There are however prevention methods that can greatly reduce the impact of data hijacking attack:

• Have a Phishing Email Plan – Fake emails (phishing emails) spearhead most cyber-attacks. Ensure you have a mitigation plan, a process, and a communication matrix. The goal of the plan is to enforce the idea of “Don’t Open Suspicious Emails”
• Secure Your Devices – Ensure you have proper security applications like Anti-Malware/Virus, Host Intrusion Prevention, or even White Listing. Having multiple layers of security works well.
• Take Data Offline – Data/files that aren’t constantly used – ex. on a daily basis – should be taken off-line or put on a separate device. By reducing the targets you will minimize the potential impact of an attack.
• Practice Safe Surfing– Web browsing habits do play a vital part in limiting your exposure to these types of attacks. The shadier the site, the more probable you’ll be attacked.
• Give Yourself a Chance – There are programs that can undo the encryption, but they require system configurations like shadow copy or system restore. Enable them now!
• Take Less When Traveling Abroad– Laptops, debit cards, social cards, iPads, iPhones, etc if it is not vital for the trip, leave them at home. Many countries do not have cyber laws.
• Don’t Forget the Fundamentals – Backup, Backup, Backup. Backing up data can ultimately save you. While you will lose some data, you will not lose all of your data, unless you don’t backup.
• Make it Muscle Memory – This is a good habit I learned in the Marines. Muscle memory is the basic premise of repeating an action so many times, that it no longer requires thought.
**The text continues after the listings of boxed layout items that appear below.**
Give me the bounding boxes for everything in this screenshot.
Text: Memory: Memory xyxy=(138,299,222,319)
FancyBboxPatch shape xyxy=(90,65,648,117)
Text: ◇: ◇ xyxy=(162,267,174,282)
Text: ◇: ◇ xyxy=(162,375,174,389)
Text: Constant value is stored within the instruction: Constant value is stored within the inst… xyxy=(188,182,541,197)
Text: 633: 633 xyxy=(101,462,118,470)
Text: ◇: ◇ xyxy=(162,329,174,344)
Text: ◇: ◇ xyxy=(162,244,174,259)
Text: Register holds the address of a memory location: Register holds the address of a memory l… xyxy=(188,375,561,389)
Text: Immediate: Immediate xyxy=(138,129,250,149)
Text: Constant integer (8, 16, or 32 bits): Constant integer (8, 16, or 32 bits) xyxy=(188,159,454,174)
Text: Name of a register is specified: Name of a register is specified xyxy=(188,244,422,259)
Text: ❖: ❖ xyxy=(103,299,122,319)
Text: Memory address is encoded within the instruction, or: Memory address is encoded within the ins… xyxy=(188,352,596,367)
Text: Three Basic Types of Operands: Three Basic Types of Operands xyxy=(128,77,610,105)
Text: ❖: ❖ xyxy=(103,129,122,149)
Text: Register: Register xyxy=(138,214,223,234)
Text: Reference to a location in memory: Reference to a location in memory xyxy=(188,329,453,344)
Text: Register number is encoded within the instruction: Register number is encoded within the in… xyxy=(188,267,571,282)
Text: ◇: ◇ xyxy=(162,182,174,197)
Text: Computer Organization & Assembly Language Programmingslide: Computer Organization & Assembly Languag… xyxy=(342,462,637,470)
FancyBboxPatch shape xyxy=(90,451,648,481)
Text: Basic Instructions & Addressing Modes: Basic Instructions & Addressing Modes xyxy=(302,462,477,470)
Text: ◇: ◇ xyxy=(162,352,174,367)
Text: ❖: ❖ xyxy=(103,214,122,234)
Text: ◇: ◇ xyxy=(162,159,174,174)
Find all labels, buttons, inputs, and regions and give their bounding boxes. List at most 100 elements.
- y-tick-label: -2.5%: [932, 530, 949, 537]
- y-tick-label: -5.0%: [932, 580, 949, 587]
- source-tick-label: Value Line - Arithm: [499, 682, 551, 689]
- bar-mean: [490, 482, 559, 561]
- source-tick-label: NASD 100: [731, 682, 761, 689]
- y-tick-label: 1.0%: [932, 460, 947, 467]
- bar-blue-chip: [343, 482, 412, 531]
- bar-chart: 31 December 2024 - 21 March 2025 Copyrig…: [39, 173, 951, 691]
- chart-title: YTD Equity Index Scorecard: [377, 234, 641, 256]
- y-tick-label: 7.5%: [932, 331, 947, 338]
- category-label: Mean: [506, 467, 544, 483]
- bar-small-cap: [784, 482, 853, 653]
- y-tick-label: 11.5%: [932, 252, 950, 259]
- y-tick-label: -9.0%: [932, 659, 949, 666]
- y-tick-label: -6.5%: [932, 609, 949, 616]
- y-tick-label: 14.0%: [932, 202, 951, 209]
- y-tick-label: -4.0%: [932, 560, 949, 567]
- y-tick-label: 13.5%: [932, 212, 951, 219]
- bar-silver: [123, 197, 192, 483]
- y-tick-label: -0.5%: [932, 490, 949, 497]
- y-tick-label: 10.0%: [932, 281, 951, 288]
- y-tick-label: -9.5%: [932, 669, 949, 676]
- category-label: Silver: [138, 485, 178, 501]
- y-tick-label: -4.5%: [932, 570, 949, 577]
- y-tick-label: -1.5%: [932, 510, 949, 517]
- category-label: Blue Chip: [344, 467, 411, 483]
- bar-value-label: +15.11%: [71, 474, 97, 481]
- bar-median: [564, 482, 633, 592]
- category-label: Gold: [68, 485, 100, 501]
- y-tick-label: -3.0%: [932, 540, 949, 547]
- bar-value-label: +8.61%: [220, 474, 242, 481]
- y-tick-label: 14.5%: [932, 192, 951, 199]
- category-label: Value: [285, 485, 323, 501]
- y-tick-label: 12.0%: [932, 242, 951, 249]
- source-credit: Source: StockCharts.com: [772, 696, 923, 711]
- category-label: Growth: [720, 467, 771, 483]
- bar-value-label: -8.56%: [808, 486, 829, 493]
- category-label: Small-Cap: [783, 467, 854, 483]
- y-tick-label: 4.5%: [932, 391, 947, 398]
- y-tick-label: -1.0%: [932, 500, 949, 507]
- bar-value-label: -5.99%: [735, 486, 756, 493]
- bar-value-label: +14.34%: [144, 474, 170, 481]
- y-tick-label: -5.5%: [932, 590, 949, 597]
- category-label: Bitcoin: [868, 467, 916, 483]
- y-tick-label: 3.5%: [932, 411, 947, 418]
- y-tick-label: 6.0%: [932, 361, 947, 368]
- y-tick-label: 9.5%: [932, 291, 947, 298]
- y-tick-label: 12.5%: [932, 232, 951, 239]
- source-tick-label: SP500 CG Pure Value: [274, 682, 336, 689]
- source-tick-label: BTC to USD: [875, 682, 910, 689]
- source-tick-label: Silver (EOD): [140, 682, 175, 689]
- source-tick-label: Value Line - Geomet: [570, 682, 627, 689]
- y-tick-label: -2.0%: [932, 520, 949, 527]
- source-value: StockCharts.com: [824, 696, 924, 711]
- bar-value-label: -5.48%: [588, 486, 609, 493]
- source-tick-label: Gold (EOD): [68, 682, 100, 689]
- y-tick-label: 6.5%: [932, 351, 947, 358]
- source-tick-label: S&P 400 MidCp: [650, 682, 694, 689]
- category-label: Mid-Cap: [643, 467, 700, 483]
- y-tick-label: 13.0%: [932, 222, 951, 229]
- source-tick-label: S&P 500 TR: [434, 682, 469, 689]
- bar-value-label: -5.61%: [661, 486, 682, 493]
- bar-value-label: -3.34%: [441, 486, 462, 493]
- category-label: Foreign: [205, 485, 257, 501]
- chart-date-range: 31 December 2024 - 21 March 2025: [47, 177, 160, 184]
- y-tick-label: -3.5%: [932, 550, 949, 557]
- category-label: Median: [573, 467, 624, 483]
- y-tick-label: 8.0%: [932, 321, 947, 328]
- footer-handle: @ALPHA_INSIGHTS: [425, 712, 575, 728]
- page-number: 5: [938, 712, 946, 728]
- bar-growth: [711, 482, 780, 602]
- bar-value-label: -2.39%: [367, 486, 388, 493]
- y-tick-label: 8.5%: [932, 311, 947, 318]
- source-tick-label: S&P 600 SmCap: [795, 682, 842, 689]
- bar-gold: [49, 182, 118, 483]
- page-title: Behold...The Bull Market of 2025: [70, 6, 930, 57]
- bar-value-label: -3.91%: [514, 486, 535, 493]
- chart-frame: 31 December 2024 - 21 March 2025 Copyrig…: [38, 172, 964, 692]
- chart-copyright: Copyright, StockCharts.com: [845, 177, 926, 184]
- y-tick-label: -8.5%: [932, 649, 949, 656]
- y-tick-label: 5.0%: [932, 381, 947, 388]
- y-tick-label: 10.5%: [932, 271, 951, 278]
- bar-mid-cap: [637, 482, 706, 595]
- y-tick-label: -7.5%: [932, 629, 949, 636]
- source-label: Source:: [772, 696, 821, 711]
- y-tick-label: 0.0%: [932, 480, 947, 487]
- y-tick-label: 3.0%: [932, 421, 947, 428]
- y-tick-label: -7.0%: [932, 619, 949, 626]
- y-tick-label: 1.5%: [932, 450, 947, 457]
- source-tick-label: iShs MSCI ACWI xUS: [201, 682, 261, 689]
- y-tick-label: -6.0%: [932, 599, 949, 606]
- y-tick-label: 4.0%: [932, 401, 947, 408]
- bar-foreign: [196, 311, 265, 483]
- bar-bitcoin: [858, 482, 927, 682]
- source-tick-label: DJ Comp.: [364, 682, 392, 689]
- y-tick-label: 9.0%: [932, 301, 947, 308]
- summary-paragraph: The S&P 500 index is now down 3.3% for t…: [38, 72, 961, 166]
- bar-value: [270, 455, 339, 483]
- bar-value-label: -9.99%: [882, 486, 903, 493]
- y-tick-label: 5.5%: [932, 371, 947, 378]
Having constant dialog about the process, the possibilities, the mitigation steps until it’s a reaction and not a thought, will improve your security posture.

Ransomware and data hijacking are a real problem – they have become so successful that organized crime, nation states and other hostile entities are using them as one of their primary weapons to extort their targets. Following these simple yet effective steps will help arm yourself against them. Unfortunately one of my previous companies didn’t, and it cost them…

While on vacation I received a call from my security analyst asking me, somewhat innocently, if I knew a way to decrypt files. When I asked why, he told me that a user’s laptop had been impacted by a ransom virus. Not only that, the attack has gone much further than the person’s individual laptop. Since the user had mapped her drives to application servers, ransom virus was able to access and impact any server she was connected to. So all the files on those application servers had also been encrypted by the ransomware! Of course we didn’t have any backups, system restore enabled or shadow copies. The company lost important files and suffered productivity loss and financial loss as a result.